Glowing mushrooms, plant toilets found in Borneo
A recent expedition to the island of Borneo in Southeast Asia turned up some trippy species: bioluminescent mushrooms, stalk-eyed flies, jumping spiders and a pitcher plant that doubles as a toilet for small animals.
"It has been a successful expedition," team leader Menno Schilthuizen, of Naturalis Biodiversity Center in the Netherlands, said in a statement. "A lot of material has been collected ... Now the next phase will start, namely DNA research into the relationships."
The team of Dutch and Malaysian researchers aimed to investigate the biodiversity around Mount Kinabalu, Borneo's highest point, and they say they've collected some 3,500 DNA samples of more than 1,400 species of plants, fungi and animals. Of these, they've identified about 160 species previously unknown to science, inlcuding spiders, mushrooms, beetles, snails, damselflies, ferns, termites and possibly a frog. [See Photos of the Borneo Finds]
The scientists won't publish their finds until next year, but they described this part of Borneo as an "El Dorado" for fungi experts.
"While the plant and animal life of this mountain has been the focus of numerous research projects, Kinabalu has remained terra incognita for scientific studies on fungi," team member and mycologist Jozsef Geml said in a statement. "One of the manifestations of this diversity comes in the endless variety of shapes and colors that sometimes are truly breathtaking."
During walks through the jungle in the dark, Geml and his team found two glowing species of fungi, one of which might be new to science.
"Glowing mushrooms are rare but they do exist outside the psychedelic world," Luis Morgado, who worked with Geml, wrote in a September blog post for the Naturalis Biodiversity Center. "During daytime one might pass by and even photograph them without knowing it, but only a nocturnal excursion reveals this incredible phenomenon that remains hidden in plain daylight."
Among the other highlights of the expedition was the study of the region's stalk-eyed flies whose peepers sit on stems that are sometimes even longer than their bodies.
"The longer the stalks of the male flies, the more attractive they are to the females," Hans Feijen explained in an August blog post on Naturalis' website. Feijen said samples collected in Borneo could help answer questions about the life history of the flies.

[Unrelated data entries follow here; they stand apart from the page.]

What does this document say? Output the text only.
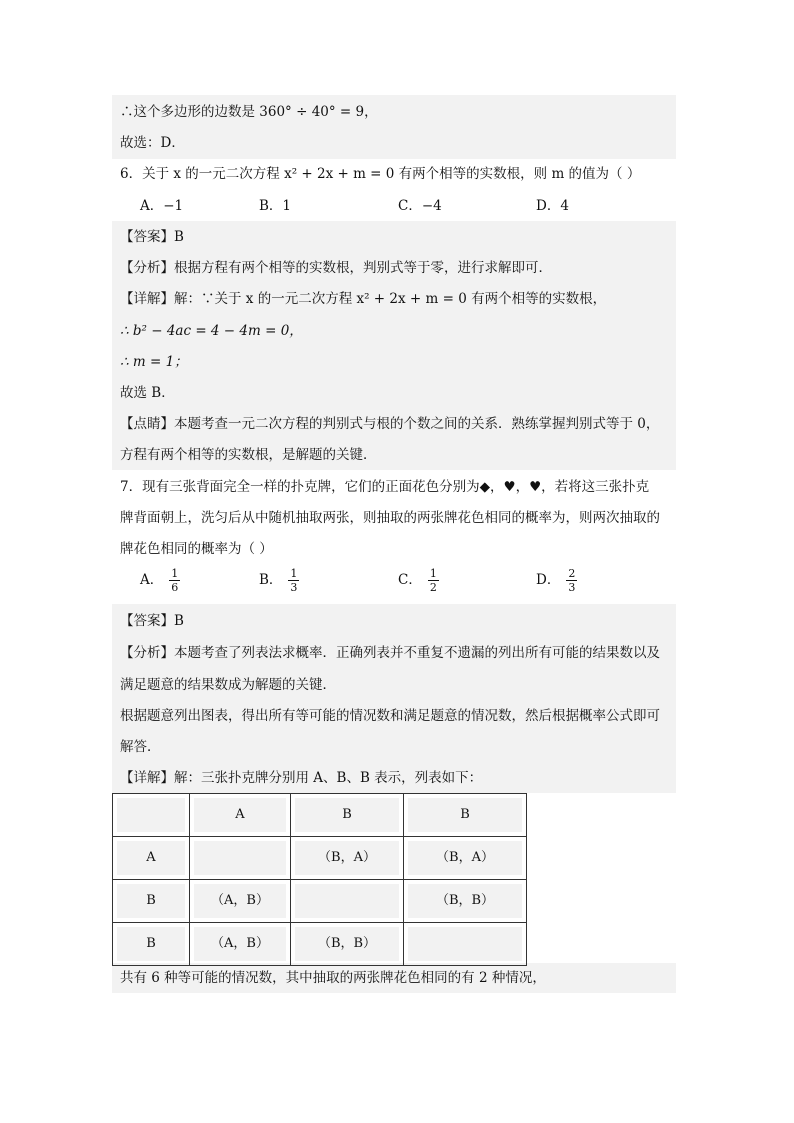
∴这个多边形的边数是 360° ÷ 40° = 9，
故选：D．
6．关于 x 的一元二次方程 x² + 2x + m = 0 有两个相等的实数根，则 m 的值为（ ）
A．−1	B．1	C．−4	D．4
【答案】B
【分析】根据方程有两个相等的实数根，判别式等于零，进行求解即可．
【详解】解：∵关于 x 的一元二次方程 x² + 2x + m = 0 有两个相等的实数根，
∴ b² − 4ac = 4 − 4m = 0，
∴ m = 1；
故选 B．
【点睛】本题考查一元二次方程的判别式与根的个数之间的关系．熟练掌握判别式等于 0，
方程有两个相等的实数根，是解题的关键．
7．现有三张背面完全一样的扑克牌，它们的正面花色分别为◆，♥，♥，若将这三张扑克
牌背面朝上，洗匀后从中随机抽取两张，则抽取的两张牌花色相同的概率为，则两次抽取的
牌花色相同的概率为（ ）
A． $\frac{1}{6}$	B． $\frac{1}{3}$	C． $\frac{1}{2}$	D． $\frac{2}{3}$
【答案】B
【分析】本题考查了列表法求概率．正确列表并不重复不遗漏的列出所有可能的结果数以及
满足题意的结果数成为解题的关键．
根据题意列出图表，得出所有等可能的情况数和满足题意的情况数，然后根据概率公式即可
解答．
【详解】解：三张扑克牌分别用 A、B、B 表示，列表如下：

	A	B	B

A		（B，A）	（B，A）

B	（A，B）		（B，B）

B	（A，B）	（B，B）	

共有 6 种等可能的情况数，其中抽取的两张牌花色相同的有 2 种情况，
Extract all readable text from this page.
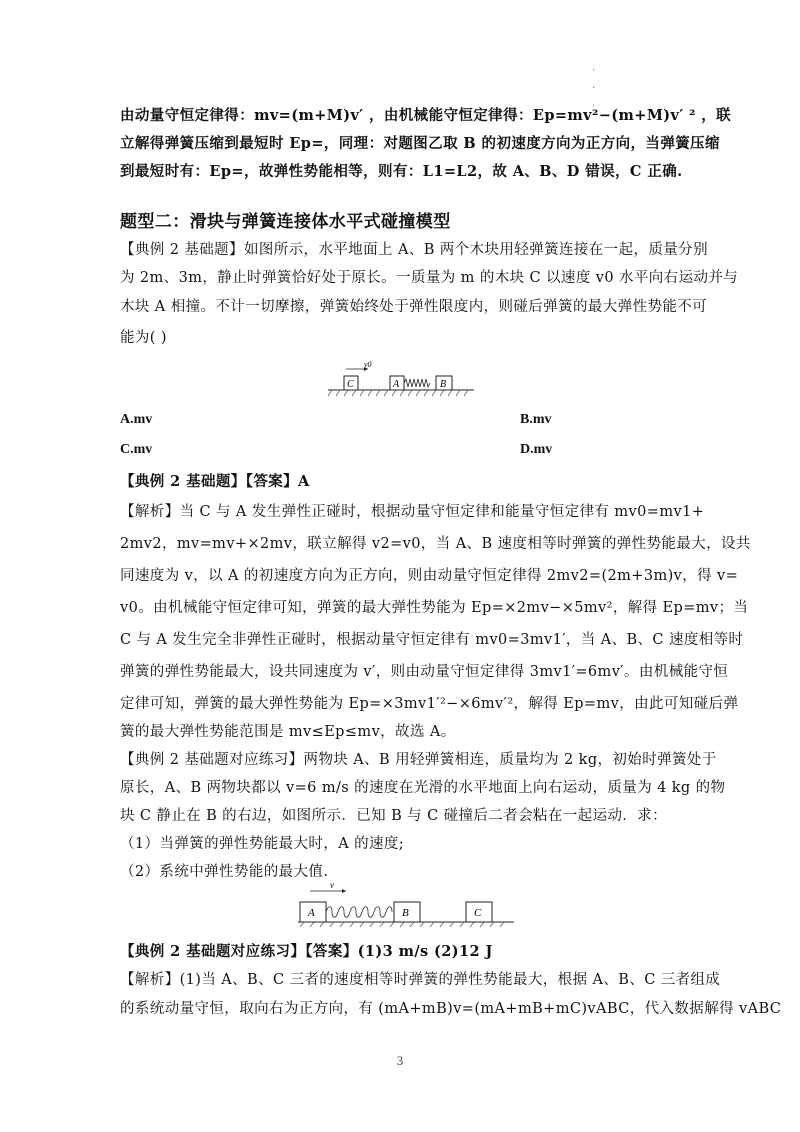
.
.
.
由动量守恒定律得：mv=(m+M)v′ ，由机械能守恒定律得：Ep=mv²−(m+M)v′ ² ，联
立解得弹簧压缩到最短时 Ep=，同理：对题图乙取 B 的初速度方向为正方向，当弹簧压缩
到最短时有：Ep=，故弹性势能相等，则有：L1=L2，故 A、B、D 错误，C 正确.
题型二：滑块与弹簧连接体水平式碰撞模型
【典例 2 基础题】如图所示，水平地面上 A、B 两个木块用轻弹簧连接在一起，质量分别
为 2m、3m，静止时弹簧恰好处于原长。一质量为 m 的木块 C 以速度 v0 水平向右运动并与
木块 A 相撞。不计一切摩擦，弹簧始终处于弹性限度内，则碰后弹簧的最大弹性势能不可
能为( )
C
v0
A	B
A.mv	B.mv
C.mv	D.mv
【典例 2 基础题】【答案】A
【解析】当 C 与 A 发生弹性正碰时，根据动量守恒定律和能量守恒定律有 mv0=mv1+
2mv2，mv=mv+×2mv，联立解得 v2=v0，当 A、B 速度相等时弹簧的弹性势能最大，设共
同速度为 v，以 A 的初速度方向为正方向，则由动量守恒定律得 2mv2=(2m+3m)v，得 v=
v0。由机械能守恒定律可知，弹簧的最大弹性势能为 Ep=×2mv−×5mv²，解得 Ep=mv；当
C 与 A 发生完全非弹性正碰时，根据动量守恒定律有 mv0=3mv1′，当 A、B、C 速度相等时
弹簧的弹性势能最大，设共同速度为 v′，则由动量守恒定律得 3mv1′=6mv′。由机械能守恒
定律可知，弹簧的最大弹性势能为 Ep=×3mv1′²−×6mv′²，解得 Ep=mv，由此可知碰后弹
簧的最大弹性势能范围是 mv≤Ep≤mv，故选 A。
【典例 2 基础题对应练习】两物块 A、B 用轻弹簧相连，质量均为 2 kg，初始时弹簧处于
原长，A、B 两物块都以 v=6 m/s 的速度在光滑的水平地面上向右运动，质量为 4 kg 的物
块 C 静止在 B 的右边，如图所示．已知 B 与 C 碰撞后二者会粘在一起运动．求：
（1）当弹簧的弹性势能最大时，A 的速度;
（2）系统中弹性势能的最大值.
v
A	B	C
【典例 2 基础题对应练习】【答案】(1)3 m/s (2)12 J
【解析】(1)当 A、B、C 三者的速度相等时弹簧的弹性势能最大，根据 A、B、C 三者组成
的系统动量守恒，取向右为正方向，有 (mA+mB)v=(mA+mB+mC)vABC，代入数据解得 vABC
3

"In Asia, species produce up to 5 or 6 generations per year, while species in Africa produce only one generation per year," Feijen said in the post. "On the other hand, there is one stalk-eyed fly in Borneo that can live up to 1.5 years. How is that possible? Does this have to do with the parasite fungi on the flies, which are killing them? Do the ageing flies in Borneo lack these fungi, or did they find a way to live happily together? We would like to answer these kinds of questions."
The researchers also spotted a species of pitcher plant, Nepenthes lowii, in an undisclosed area where it hadn't been recorded previously. The plant, which is endemic to Borneo, gets much-needed nitrogen from the poop of small animals like mountain tree shrews.
"To accomplish this, it attracts and feeds small mammals with exudates (nectar) produced by glands in the inner lid of the pitchers," team researcher Rachel Schwallier wrote in a September blog post. "As the tree shrew sits to feast on this plant-produced meal, its feces fall into the opening of the trap for a nitrogen rich snack for N. lowii -- what an awesome strategy for nutrients!"